Unexpected issues with 2 NVME initiators using the same target

Tue Mar 7 01:27:49 PST 2017

Hi,

Shahar/Joseph, what is your link layer conf (IB/Eth) ?
In eth case, have you configured some PFC ? if not, can you try it ?
I suspect that this is the root cause and it might help you avoiding 
this case, meanwhile we're looking for for the best solution.
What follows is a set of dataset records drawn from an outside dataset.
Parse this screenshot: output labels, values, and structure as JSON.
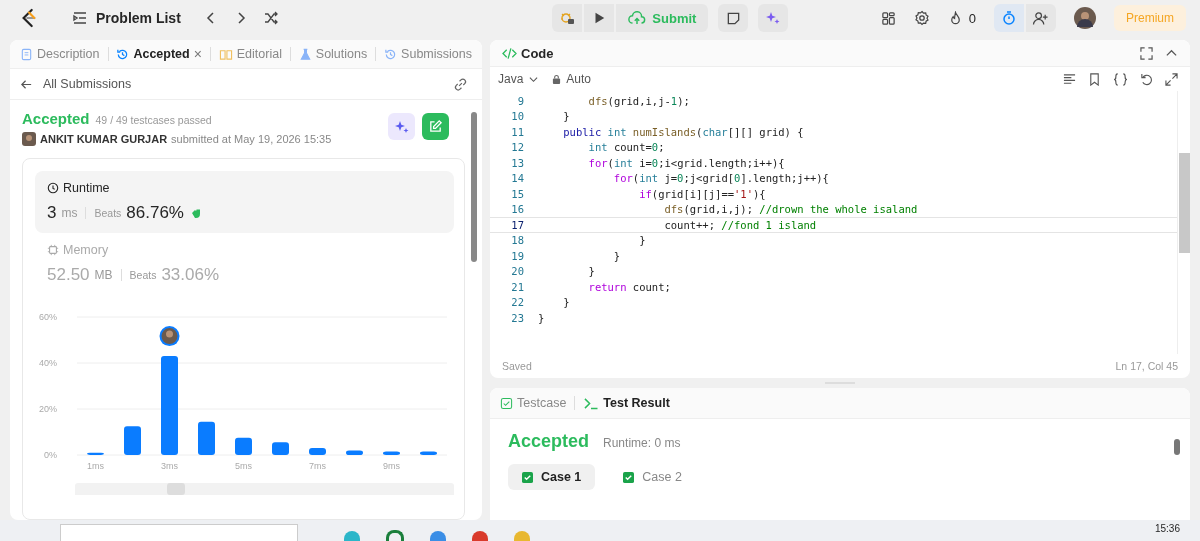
{
  "topbar": {
    "title": "Problem List",
    "submit": "Submit",
    "streak": "0",
    "premium": "Premium",
    "timer_active": true
  },
  "left_tabs": [
    {
      "label": "Description",
      "kind": "description",
      "selected": false
    },
    {
      "label": "Accepted",
      "kind": "result",
      "selected": true,
      "close": "×"
    },
    {
      "label": "Editorial",
      "kind": "editorial",
      "selected": false
    },
    {
      "label": "Solutions",
      "kind": "solutions",
      "selected": false
    },
    {
      "label": "Submissions",
      "kind": "submissions",
      "selected": false
    }
  ],
  "submission": {
    "back": "All Submissions",
    "status": "Accepted",
    "testcases": "49 / 49 testcases passed",
    "author": "ANKIT KUMAR GURJAR",
    "submitted": "submitted at May 19, 2026 15:35"
  },
  "metrics": [
    {
      "kind": "runtime",
      "label": "Runtime",
      "value": "3",
      "unit": "ms",
      "beats_label": "Beats",
      "beats": "86.76%",
      "selected": true
    },
    {
      "kind": "memory",
      "label": "Memory",
      "value": "52.50",
      "unit": "MB",
      "beats_label": "Beats",
      "beats": "33.06%",
      "selected": false
    }
  ],
  "chart_data": {
    "type": "bar",
    "x": [
      1,
      2,
      3,
      4,
      5,
      6,
      7,
      8,
      9,
      10
    ],
    "series": [
      {
        "color": "#0a7cff",
        "values": [
          1,
          12.5,
          43,
          14.5,
          7.5,
          5.5,
          3,
          2,
          1.5,
          1.5
        ]
      }
    ],
    "xlim": [
      0.5,
      10.5
    ],
    "ylim": [
      0,
      60
    ],
    "yticks": [
      {
        "value": 0,
        "label": "0%"
      },
      {
        "value": 20,
        "label": "20%"
      },
      {
        "value": 40,
        "label": "40%"
      },
      {
        "value": 60,
        "label": "60%"
      }
    ],
    "xticks": [
      {
        "value": 1,
        "label": "1ms"
      },
      {
        "value": 3,
        "label": "3ms"
      },
      {
        "value": 5,
        "label": "5ms"
      },
      {
        "value": 7,
        "label": "7ms"
      },
      {
        "value": 9,
        "label": "9ms"
      }
    ]
  },
  "editor": {
    "title": "Code",
    "language": "Java",
    "mode": "Auto",
    "status": "Saved",
    "cursor": "Ln 17, Col 45",
    "lines": [
      {
        "number": "9",
        "selected": false,
        "text": "        dfs(grid,i,j-1);"
      },
      {
        "number": "10",
        "selected": false,
        "text": "    }"
      },
      {
        "number": "11",
        "selected": false,
        "text": "    public int numIslands(char[][] grid) {"
      },
      {
        "number": "12",
        "selected": false,
        "text": "        int count=0;"
      },
      {
        "number": "13",
        "selected": false,
        "text": "        for(int i=0;i<grid.length;i++){"
      },
      {
        "number": "14",
        "selected": false,
        "text": "            for(int j=0;j<grid[0].length;j++){"
      },
      {
        "number": "15",
        "selected": false,
        "text": "                if(grid[i][j]=='1'){"
      },
      {
        "number": "16",
        "selected": false,
        "text": "                    dfs(grid,i,j); //drown the whole isaland"
      },
      {
        "number": "17",
        "selected": true,
        "text": "                    count++; //fond 1 island"
      },
      {
        "number": "18",
        "selected": false,
        "text": "                }"
      },
      {
        "number": "19",
        "selected": false,
        "text": "            }"
      },
      {
        "number": "20",
        "selected": false,
        "text": "        }"
      },
      {
        "number": "21",
        "selected": false,
        "text": "        return count;"
      },
      {
        "number": "22",
        "selected": false,
        "text": "    }"
      },
      {
        "number": "23",
        "selected": false,
        "text": "}"
      }
    ]
  },
  "test_tabs": [
    {
      "label": "Testcase",
      "kind": "testcase",
      "selected": false
    },
    {
      "label": "Test Result",
      "kind": "result",
      "selected": true
    }
  ],
  "test_result": {
    "status": "Accepted",
    "runtime": "Runtime: 0 ms",
    "cases": [
      {
        "label": "Case 1",
        "passed": true,
        "selected": true
      },
      {
        "label": "Case 2",
        "passed": true,
        "selected": false
      }
    ]
  },
  "taskbar": {
    "clock": "15:36"
  }
}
Adding Vladimir that will run iSER on his performance setup with the new 
fencing patch (not an NVMEoF related issue).
We can run also NVMEoF later on if needed.

Max.

On 3/6/2017 1:28 PM, Sagi Grimberg wrote:
>> Hi Sagi,
>>
>> I think we need to add fence to the UMR wqe.
>>
>> so lets try this one:
>>
>> diff --git a/drivers/infiniband/hw/mlx5/qp.c
>> b/drivers/infiniband/hw/mlx5/qp.c
>> index ad8a263..c38c4fa 100644
>> --- a/drivers/infiniband/hw/mlx5/qp.c
>> +++ b/drivers/infiniband/hw/mlx5/qp.c
>> @@ -3737,8 +3737,7 @@ static void dump_wqe(struct mlx5_ib_qp *qp, int
>> idx, int size_16)
>>
>>  static u8 get_fence(u8 fence, struct ib_send_wr *wr)
>>  {
>> -       if (unlikely(wr->opcode == IB_WR_LOCAL_INV &&
>> -                    wr->send_flags & IB_SEND_FENCE))
>> +       if (wr->opcode == IB_WR_LOCAL_INV || wr->opcode == IB_WR_REG_MR)
>>                 return MLX5_FENCE_MODE_STRONG_ORDERING;
>>
>>         if (unlikely(fence)) {
>
> This will kill performance, isn't there another fix that can
> be applied just for retransmission flow?
>
>> Couldn't repro that case but I run some initial tests in my Lab (with my
>> patch above) - not performace servers:
>>
>> Initiator with 24 CPUs (2 threads/core, 6 cores/socket, 2 sockets),
>> Connect IB (same driver mlx5_ib), kernel 4.10.0, fio test with 24 jobs
>> and 128 iodepth.
>> register_always=N
>>
>> Target - 1 subsystem with 1 ns (null_blk)
>>
>> bs   read (without/with patch)   write (without/with patch)
>> --- --------------------------  ---------------------------
>> 512     1019k / 1008k                 1004k / 992k
>> 1k      1021k / 1013k                 1002k / 991k
>> 4k      1030k / 1022k                 978k  / 969k
>>
>> CPU usage is 100% for both cases in the initiator side.
>> haven't seen difference with bs = 16k.
>> No so big drop like we would expect,
>
> Obviously you won't see a drop without registering memory
> for small IO (register_always=N), this would bypass registration
> altogether... Please retest with register_always=Y.